Наконец моя добрая фея появляется снова, бледная и напуганная.
– Я никогда не пойму, почему ты не вышла замуж за очаровательного Випа, – шипит она на меня. – Мы были бы в достатке, а проблем было бы намного меньше.
– Почему, что такое?..
В дверном проеме появляется мой муж, который внезапно выглядит гораздо лучше, чем раньше.
– Ты идешь? – спрашивает он меня.
По тому, как затихает разговор за столом, я понимаю, что на этот раз он виден всем. Барон смотрит на Испе́ра, словно сын императора – позолоченный гоночный экипаж, а мои сводные сестры складывают губы в синхронное «О!». Им нравится Испе́р, что в значительной степени связано с подарками, которые он привозит им из Толовиса. Они выжидательно смотрят на него, но мой муж, извиняясь, качает головой.

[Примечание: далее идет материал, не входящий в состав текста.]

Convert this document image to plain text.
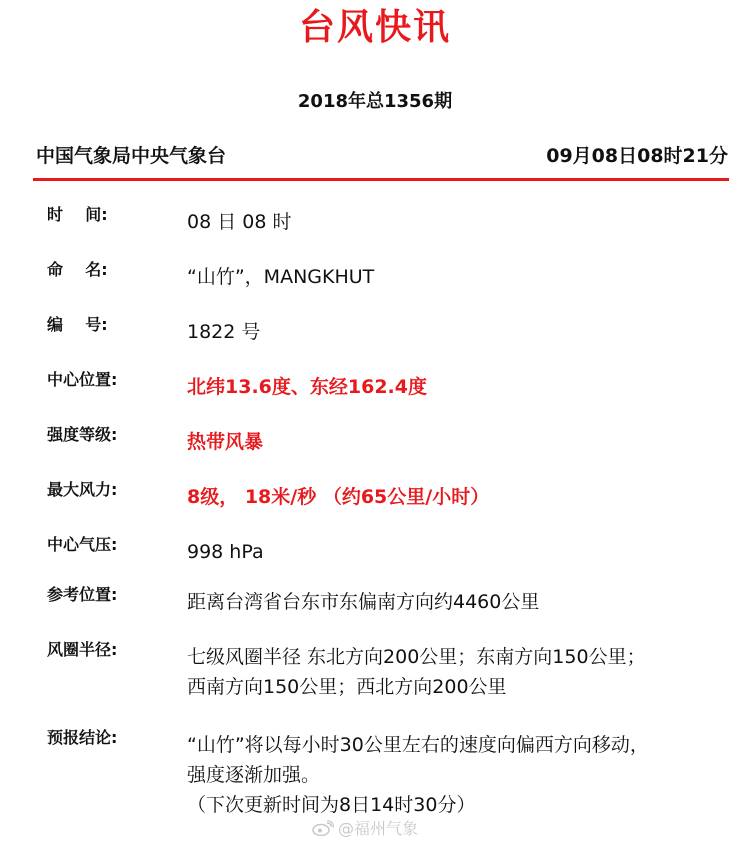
台风快讯
2018年总1356期
中国气象局中央气象台	09月08日08时21分
时    间:	08 日 08 时
命    名:	“山竹”，MANGKHUT
编    号:	1822 号
中心位置:	北纬13.6度、东经162.4度
强度等级:	热带风暴
最大风力:	8级， 18米/秒 （约65公里/小时）
中心气压:	998 hPa
参考位置:	距离台湾省台东市东偏南方向约4460公里
风圈半径:	七级风圈半径 东北方向200公里；东南方向150公里；
西南方向150公里；西北方向200公里
预报结论:	“山竹”将以每小时30公里左右的速度向偏西方向移动，
强度逐渐加强。
（下次更新时间为8日14时30分）
@福州气象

– Вчера мне пришлось уехать в спешке, – говорит он. – Наберитесь терпения до следующего моего визита, и будете поражены тем, что я для вас приготовил.
Произнося эти многообещающие слова, он берет с блюда кусок кекса с изюмом и с нетерпеливым видом дает понять, что мне стоит, наконец, встать из-за стола и последовать за ним.
– Что ты задумал? – спрашиваю я.
– Мы вылетаем. Твой линдворм уже оседлан.
– И куда мы летим?
– В одно место в Запретном Лесу, которое Леонор очень неохотно мне раскрыла.
Я оборачиваюсь к своей доброй фее.
– Передай своему мужу, что я его ненавижу, – говорит она. – Пусть его заберут подданные Короля-Призрака. Призрачных желаний, дитя мое.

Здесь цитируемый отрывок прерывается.